Asynchronous programming with Async / Await and the Scala Play Framework

Asynchronous programming has a number of advantages, most notably is its well touted ability to improve responsiveness. Asynchronous events occur independently of the main program flow and asynchronous actions are executed in a non-blocking, lock-free manner. This, ultimately, allows the main program flow to continue unimpeded, without blocking. On the flips side, asynchronous programming can be difficult to reason about. Many actions are often run simultaneously which can lead to complex semantics and interaction patterns.

Once example of such complexity is demonstrated in an infamous anti-pattern known as ‘Callback Hell’ or the “Pyramid of Doom”? This pattern was often observed in the early days of Node.js. Below, is a quick and dirty example:

asyncCall1(function () {
  asyncCall2(function () {
    asyncCall3(function () {
      asyncCall4(function () {
    })
  })
})

Fortunately, there are now far better mechanisms and patterns to effectively manage asynchronous code e.g. Futures, Promises, Observables, and Async / Await.

In the post, I will describe how Scala Async / Await can be used with the Play Framework and Scala to manage asynchronous code.

What is Async / Await?
Async and Await makes asynchronous events and actions far simpler to to code and reason about. The paradigm is best explained by a quote from Microsoft’s, Stephen Toub.

“You get to write your code using the language’s control flow constructs, just as you would if you were writing synchronous code”.

Essentially, you write code in a ‘seemingly’ synchronous style which leads to logical flow and code that is easy to reason about. Sounds great, right?

Async / Await in Action
Such paradigms are often best understood by examples. Thus, to demonstrate Async / Await, I have written a simple REST endpoint (with Play Framework and Scala) that uses Async / Await to fetch the user’s current location and then report on the weather at that location.

The code:

  • First, we define a REST endpoint for this service using the Play Framework’s routes.conf.
GET        /weather/local        controllers.Weather.local
  • Second, we create a Play Framework controller to drive this route. We will use Scala Async / Await to implement the business logic.

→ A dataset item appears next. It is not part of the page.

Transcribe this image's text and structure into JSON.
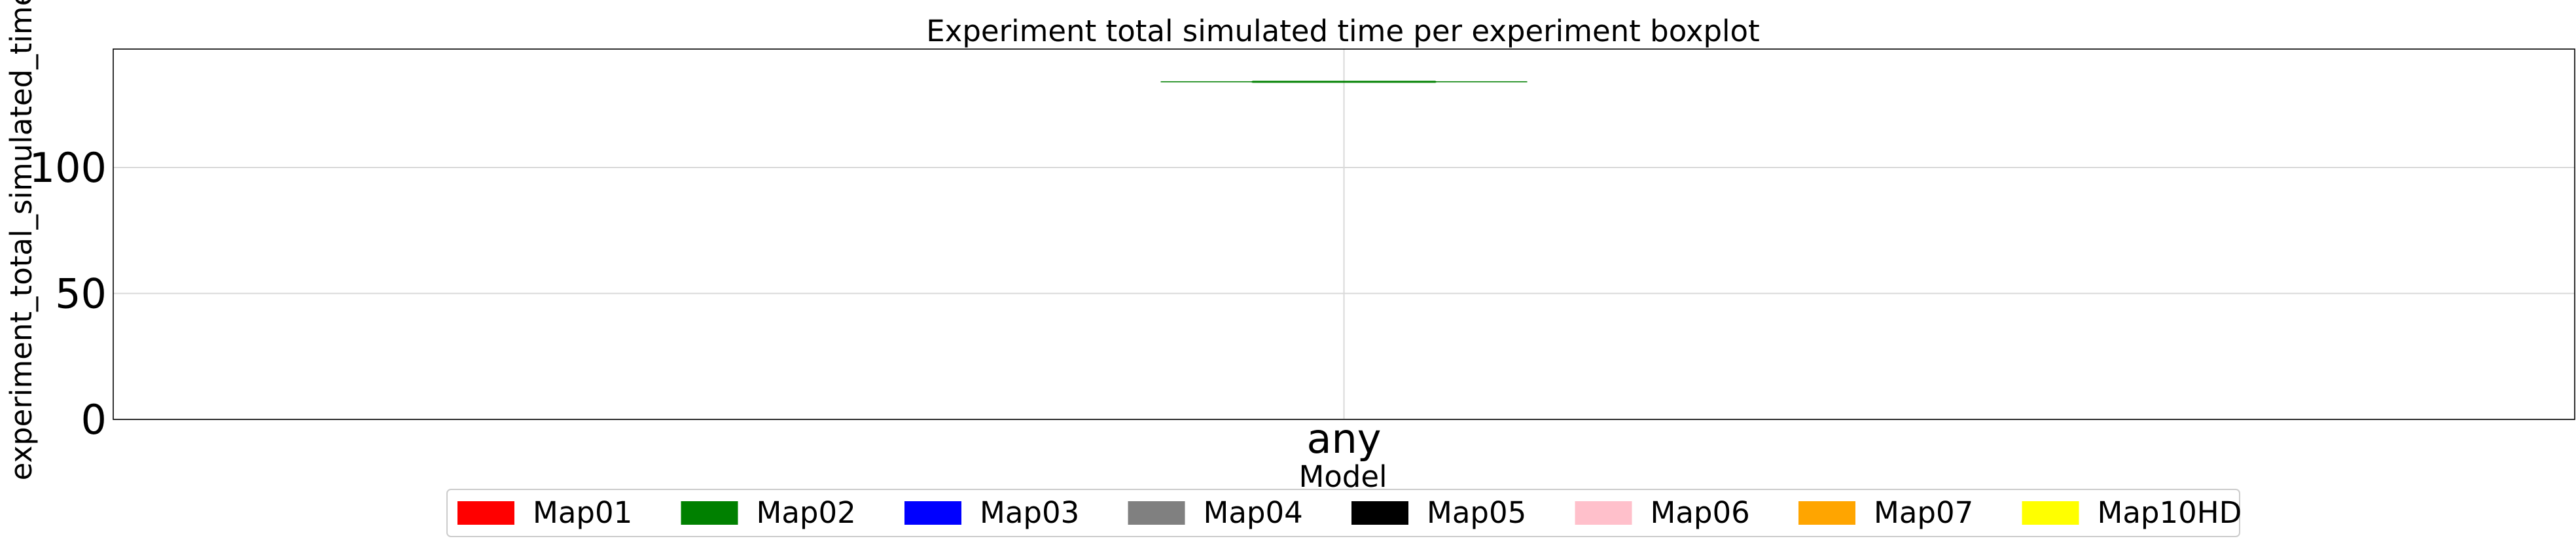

The logic is simple, first we asynchronously invoke a REST endpoint to fetch the user’s location. Once that response completes, we asynchronously execute a REST endpoint to fetch the weather data for the user’s location. We do all of this using Scala Async / Await, thus the main program flow NEVER blocks!

Here is the controller code.
I have also posted a gist here

class WeatherController @Inject() (ws: WSClient) extends Controller {
  /**
   * Get local weather
   * @return
   */
  def local = Action.async {
    async {
      val loc = await(getLocation)
      val r = await(getWeather(loc.json))
      Ok(r.json)
    }
  }

  def getWeather(loc: JsValue) = {
    val lat = (loc \ "latitude").as[Double]
    val lon = (loc \ "longitude").as[Double]
    ws.url(s"http://api.openweathermap.org/data/2.5/weather?lat=$lat&lon=$lon").get
  }

  def getLocation = {
    ws.url("http://www.telize.com/geoip").get
  }
}

Notice that the code appears to be written in a very synchronous manner. We first have a call to getLocation. Its result is assigned to loc. Then, we call getWeather. Its result is stored in r. Finally, we return the HTTP Ok status along with the result.

The code has a very synchronous feel that is ver easy to reason about. BUT, it purely asynchronous. There is no blocking!

How does it work?
The Async / Await constructs are essentially syntactic sugar. async marks a block of asynchronous code. Such a block usually contains one or more await calls, which marks a point at which the computation will be suspended until the awaited Future is complete.

Take aways
Asynchronous programming is an important concept with many benefits. As it’s grown in popularity and use, many new mechanisms and patterns have emerged to help developers simplify asynchronous complexity and more easily reason about their code. One of these patterns is Async / Await. We have seen how it can be put to good use within the context of Scala and the Play Framework. It enables developers to write asynchronous code in a style consistent with traditional synchronous programming .  In turn, this leads to a simplied logical flow that, at times, has escaped async code. Ultimately, code becomes easier understand and reason about which is critical to code sustainability and maintenance.